Antonio Manaytay – Fourth Estate Contributor
Washington, DC, United States (4E) – Scientists had observed a cataclysmic collision of super-dense neutron stars that actually happened during the time of dinosaurs spewing out gold, silver, and other heavy metals into the universe.
The researchers said the amount of gold spewed out into space was unprecedented – 10 times bigger than the Earth. Together with it are silver, and other heavy metals in the periodic table of elements.
Where these precious metals were born was not known until the recent collisions that left a streak of bright lights across the universe, the researchers reported in a press conference held in Washington D.C. on October 16.
“It really is the last missing piece,” MIT astronomer Anna Frebel said, referring to the heavy metals spewed out into space, adding that “this is heaven for anyone working in the field.
Some 70 observatories and astronomers had recorded the cataclysmic event followed by a ripple created by gravitational waves. The Advanced Laser Interferometer Gravitational-Wave Observatory (LIGO) had observed the event on August 17.

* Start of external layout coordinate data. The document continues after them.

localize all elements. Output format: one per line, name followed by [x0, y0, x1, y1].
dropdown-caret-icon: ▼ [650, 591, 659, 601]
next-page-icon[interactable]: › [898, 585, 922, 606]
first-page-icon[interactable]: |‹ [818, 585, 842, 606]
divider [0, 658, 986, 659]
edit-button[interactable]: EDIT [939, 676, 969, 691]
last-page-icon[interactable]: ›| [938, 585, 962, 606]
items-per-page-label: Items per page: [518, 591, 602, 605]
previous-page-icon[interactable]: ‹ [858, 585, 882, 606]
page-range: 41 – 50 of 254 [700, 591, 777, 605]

An afterglow, ranging from observable light to infrared was coupled with the ripple of electromagnetic waves gave the scientists studying Einstein’s waves a field day. Albert Einstein, through his General Theory of Relativity, predicted the existence of gravitational waves long before the development of sophisticated instruments to observe it.
The scientist had observed the merger of neutron stars, creating a wide array of observable lights in the universe coupled with gravitational waves 12 hours after the collision. The dazzling lights had diminished after more than a week later followed by the rich outburst of x-rays and gravitational waves.
“The picture that you can put together by having all those sources is synergistic,” LIGO spokesperson David Shoemaker of MIT said.
Neutron stars are formed when massive dying stars breathe its last breath. The collected observations of the event have shed light what happened after neutron stars collide. It also provided an opportunity for scientists to measure the rate of the expansion of the universe.
LIGO member and scientist at New York’s Rochester Institute of Technology Richard O’Shaughness said: “this event is the Rosetta stone.”
LIGO in Italy had recorded a faint outburst, which has helped to narrow down the exact location of the event.
The weak signal, according to LIGO member Vicky Kalogera, helped pinpoint where the cataclysm occurred: “a part of the sky that was a blind spot of Virgo,” which is 30 square degrees of the southern sky.
The two detectors of LIGO in the United States had recorded at least 100 seconds of ripples in space and time before it sputtered out – the strongest and longest gravitational ripples ever observed by LIGO.
The observed lights – from bright light to infrared – tell the birthplace of gold and other precious metals. It was discovered that these heavy metals are formed from the materials rich in neutron spewed out into the space after the collision through a chain reaction called r-process. The r-process can only occur in an environment full of neutrons. In the process, the atomic nuclei feasted on neutrons and decay radioactively from which new elements are formed before it resumes gobbling more neutrons.
The process, according to scientists, created a unique afterglow called a kilonova.
“Until this event, we had never directly seen anywhere in nature these heavy elements being forged. Now we have,” Columbia University theoretical astrophysicist Brian Metzger said.
“It is a feeling like you’ve discovered some kind of secret of nature,” he added.